The Laurasians, normally addicted to cheap construction, had built this particular facility well, and it had resisted the dust and ice of ages. The hallways were as meek and clean as if they anticipated the captious tread of the Emperor. Once the portal was breached, there were no further doors. Cenobital cells alternated across the hallway—empty and boneless little rooms and with no obvious function.

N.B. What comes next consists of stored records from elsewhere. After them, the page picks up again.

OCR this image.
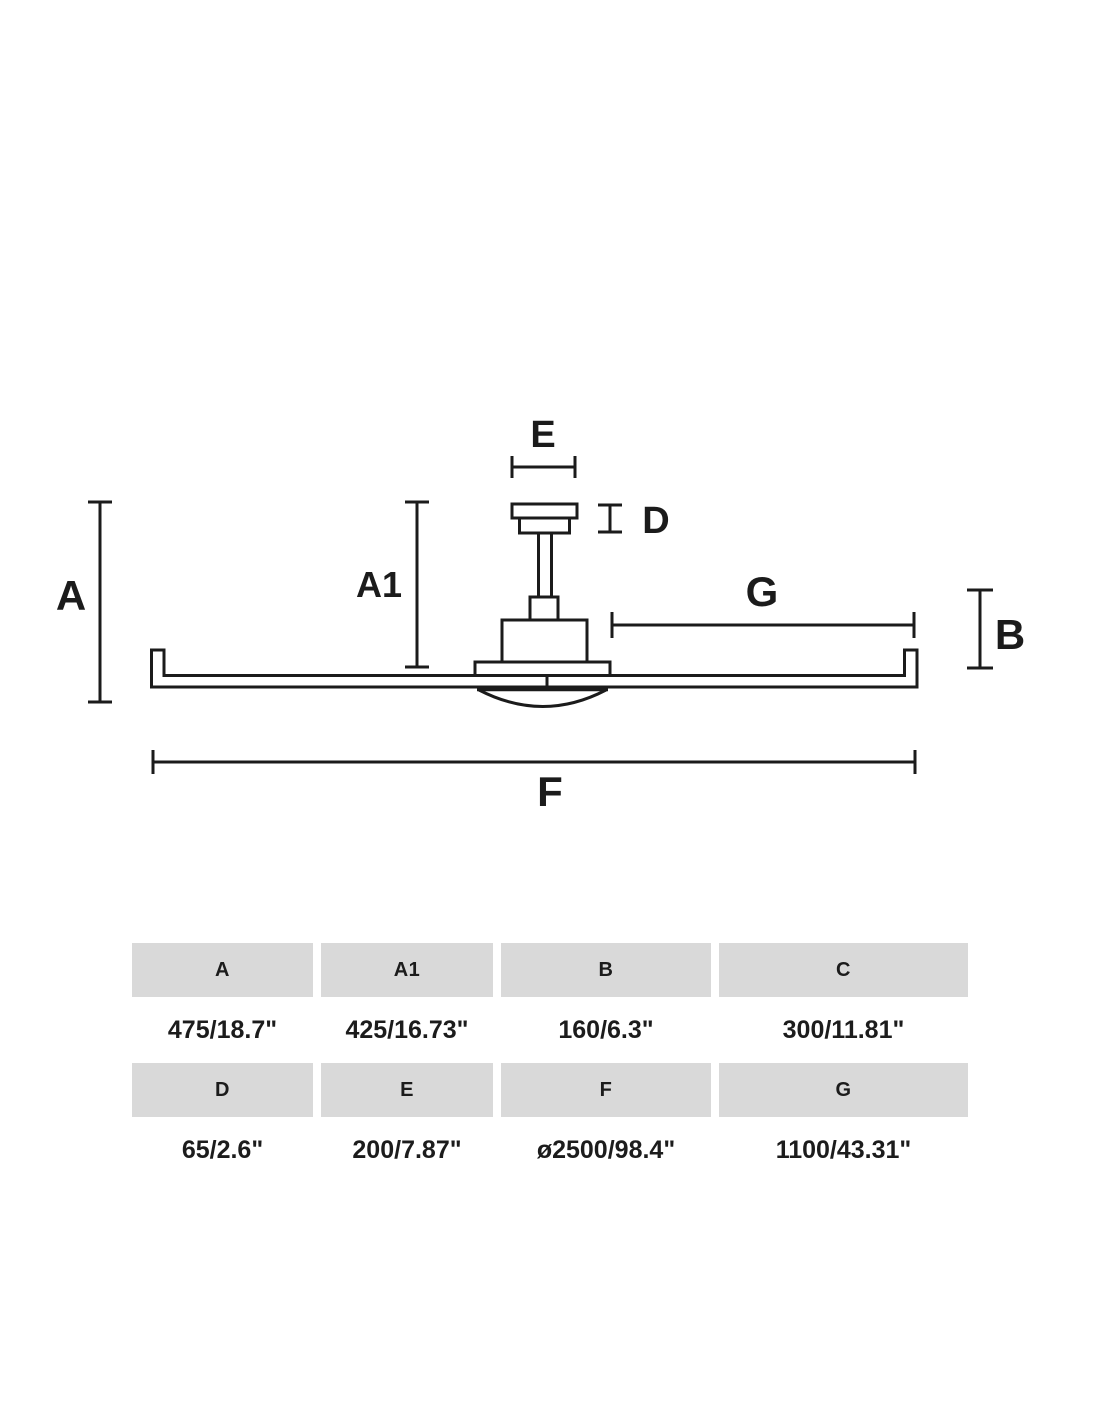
E
D
A	A1	G
B
F
A	A1	B	C
475/18.7"	425/16.73"	160/6.3"	300/11.81"
D	E	F	G
65/2.6"	200/7.87"	ø2500/98.4"	1100/43.31"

“PROBIT would have run the place,” Salt explained. “The rooms would have been for mechanics and mathematicians.”

“Empty!”

“After a while, he was beyond drift. He wouldn’t have needed anyone.”

Masters and Salt moved quickly and soon reached the elevator. The installation had frightened both of them to their respective capacities, and each was glad of the other’s company in the tombal silence. The elevator had only one destination, and it was eager to be of service for the first time in so long; it conveyed the two visitors to the very lowest level of installation.

At the bottom, the door opened to disclose a well-lit control room at the center of which stood a man. This man requires some description, because he was a synthesis. It would be more accurate to describe his, as three men. This man was the Virtue brothers: Carr and Acanthus and Topaz. The best bits and pieces of the brothers had been assembled into a new being—and with considerable skill, but not enough to pass without comment among acute human observers. Creditably, Masters didn’t hesitate; he tapped the orange weapon to stun the synthetic man, but the weapon didn’t respond.

“This was called Virtue,” said the man, looking down at his own body and speaking Anglic with an antique accent.